Interlinked by Jalah Thurmond

Senior Microbiology

Sneak Peek Video Coming Soon

This collection explores technology in the digital age and the way it connects humanity. In a world plagued by loneliness and technology more than ever ingrained in life, the symbiotic relationship is stronger than ever. Imagine each of these pieces existing in a technological limbo, where reality meets conceptual idea. The first look explores AI and the blurred line between technology and humanity. AI can help you; be a friend, teacher, and partner all in one. Let AI connect with you, learn from you, be with you. What does it mean to feel? Is binary code not the same as synapses firing? Are you not one? The second look is the visualization of parasocial relationships, a possibility only through technology.

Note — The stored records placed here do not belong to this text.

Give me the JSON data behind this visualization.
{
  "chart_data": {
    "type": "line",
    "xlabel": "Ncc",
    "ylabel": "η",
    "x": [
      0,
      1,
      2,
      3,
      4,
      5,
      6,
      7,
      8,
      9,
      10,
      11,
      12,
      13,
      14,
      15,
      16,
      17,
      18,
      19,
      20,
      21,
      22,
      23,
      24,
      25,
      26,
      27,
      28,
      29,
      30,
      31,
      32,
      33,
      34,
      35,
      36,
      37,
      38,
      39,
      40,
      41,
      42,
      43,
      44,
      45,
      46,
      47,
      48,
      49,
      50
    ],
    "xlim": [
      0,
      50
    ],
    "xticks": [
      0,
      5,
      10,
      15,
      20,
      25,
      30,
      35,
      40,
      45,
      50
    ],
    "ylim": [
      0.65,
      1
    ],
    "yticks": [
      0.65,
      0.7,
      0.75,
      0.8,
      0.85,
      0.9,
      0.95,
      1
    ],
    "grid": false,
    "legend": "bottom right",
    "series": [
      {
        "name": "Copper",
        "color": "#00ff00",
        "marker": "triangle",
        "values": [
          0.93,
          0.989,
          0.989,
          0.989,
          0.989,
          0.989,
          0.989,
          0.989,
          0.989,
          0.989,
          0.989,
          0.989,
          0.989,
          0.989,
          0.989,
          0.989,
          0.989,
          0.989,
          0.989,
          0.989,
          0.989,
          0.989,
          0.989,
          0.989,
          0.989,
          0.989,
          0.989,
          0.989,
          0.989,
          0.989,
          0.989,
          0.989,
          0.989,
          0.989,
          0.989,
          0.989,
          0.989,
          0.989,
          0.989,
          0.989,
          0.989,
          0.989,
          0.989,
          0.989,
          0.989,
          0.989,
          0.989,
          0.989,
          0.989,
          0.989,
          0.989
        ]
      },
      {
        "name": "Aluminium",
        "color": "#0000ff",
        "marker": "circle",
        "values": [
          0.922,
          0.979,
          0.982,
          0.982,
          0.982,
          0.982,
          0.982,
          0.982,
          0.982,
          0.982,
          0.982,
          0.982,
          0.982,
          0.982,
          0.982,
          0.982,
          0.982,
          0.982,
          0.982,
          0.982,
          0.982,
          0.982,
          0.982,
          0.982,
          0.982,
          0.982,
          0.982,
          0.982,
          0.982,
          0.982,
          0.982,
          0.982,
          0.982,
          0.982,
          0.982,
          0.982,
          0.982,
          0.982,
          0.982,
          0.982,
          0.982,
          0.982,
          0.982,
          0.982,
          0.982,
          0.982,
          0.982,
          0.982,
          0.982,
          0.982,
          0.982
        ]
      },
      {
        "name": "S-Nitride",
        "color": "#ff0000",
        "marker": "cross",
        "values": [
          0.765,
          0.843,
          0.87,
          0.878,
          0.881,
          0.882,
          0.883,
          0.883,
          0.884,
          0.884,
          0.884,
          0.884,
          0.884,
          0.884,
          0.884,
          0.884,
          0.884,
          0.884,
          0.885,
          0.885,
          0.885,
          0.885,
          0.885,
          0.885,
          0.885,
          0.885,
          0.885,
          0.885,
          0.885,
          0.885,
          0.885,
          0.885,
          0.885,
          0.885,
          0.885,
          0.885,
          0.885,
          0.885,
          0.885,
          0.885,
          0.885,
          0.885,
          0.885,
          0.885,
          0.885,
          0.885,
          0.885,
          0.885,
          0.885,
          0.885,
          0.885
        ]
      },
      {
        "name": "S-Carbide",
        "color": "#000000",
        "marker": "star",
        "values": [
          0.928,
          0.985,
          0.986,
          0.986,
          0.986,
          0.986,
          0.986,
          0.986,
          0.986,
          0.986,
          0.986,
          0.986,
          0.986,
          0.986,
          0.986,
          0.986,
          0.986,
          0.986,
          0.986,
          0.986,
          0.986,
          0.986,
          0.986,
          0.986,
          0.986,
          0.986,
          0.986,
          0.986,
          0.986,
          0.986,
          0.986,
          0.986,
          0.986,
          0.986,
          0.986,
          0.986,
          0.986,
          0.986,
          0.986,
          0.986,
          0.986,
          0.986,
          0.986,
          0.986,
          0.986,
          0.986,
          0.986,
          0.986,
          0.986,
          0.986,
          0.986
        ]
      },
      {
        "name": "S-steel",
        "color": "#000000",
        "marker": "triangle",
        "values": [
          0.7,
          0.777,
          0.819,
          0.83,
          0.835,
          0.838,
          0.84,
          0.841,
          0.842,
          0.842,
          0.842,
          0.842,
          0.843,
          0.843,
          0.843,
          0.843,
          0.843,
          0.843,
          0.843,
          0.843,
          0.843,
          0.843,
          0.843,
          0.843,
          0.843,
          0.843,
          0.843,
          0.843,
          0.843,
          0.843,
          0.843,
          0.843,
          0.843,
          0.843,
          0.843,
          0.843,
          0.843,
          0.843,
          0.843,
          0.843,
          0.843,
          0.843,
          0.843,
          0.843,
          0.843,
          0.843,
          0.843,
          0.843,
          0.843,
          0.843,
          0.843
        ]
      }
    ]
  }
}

Fans get a friend, an ideal, and an identity they can consume all while invading the star’s space and viewing them as content for consumption. Just follow the red carpet leading straight to the star. The third look is one of mutualism. Technology connects two long-distance friends. Once upon a time, the distance would be the end of their relationship, but now, they stay connected. The red string embodies the idea of an invisible connection to people through destiny, and creates an unbreakable bond between them that transcends time and space.

Dakota Moreland

Limerence by Dakota Moreland

Senior MADTech

Sneak Peek Video Coming Soon

Limerence is a three-piece collection that explores the darker and more complicated dimensions of human attachment. Created under the theme of symbiosis, the collection examines three relational dynamics: mutualism, parasitism, and commensalism, through the lenses of obsession, addiction, and sexualization. While these concepts often appear romanticized or sensationalized, Limerence seeks to reveal the underlying tension between attraction and harm that can exist within human connection. Aesthetically, the collection draws from the elegance and ornamentation of Art Deco and 1920s design. Soft, inviting colors and intricate detailing create an immediate sense of beauty and allure, reflecting the way these relationships can initially appear desirable or intoxicating. Materials such as handmade paper beads and carefully constructed embellishments emphasize craftsmanship and repetition, subtly mirroring the cyclical and consuming nature of obsession, addiction, and desire. As a storyteller, I approach design as a form of visual narrative. Every material, silhouette, and detail within Limerence is intended to contribute to the larger story being told. By combining aesthetic appeal with symbolic meaning, the collection invites viewers to reflect on the complexity of desire, vulnerability, and power within human relationships.

Aurora Henderson

HETEROPAGUS by Aurora Henderson

Senior MADTech

Sneak Peek Video Coming Soon

HETEROPAGUS: Noun. Parasitic twin. Conceived as a unified body of work, the collection examines the delicate tension between attraction and repulsion—distilling curiosity and fear into a shared audience experience. Each look functions as part of an interdependent system, mirroring the concept of symbiosis through form, material, and silhouette. Drawing from human anatomy, familiar bodily structures are distorted and recontextualized into unsettling yet captivating shapes. The work challenges viewers to confront their own thresholds of comfort, transforming the grotesque into something magnetic and theatrical.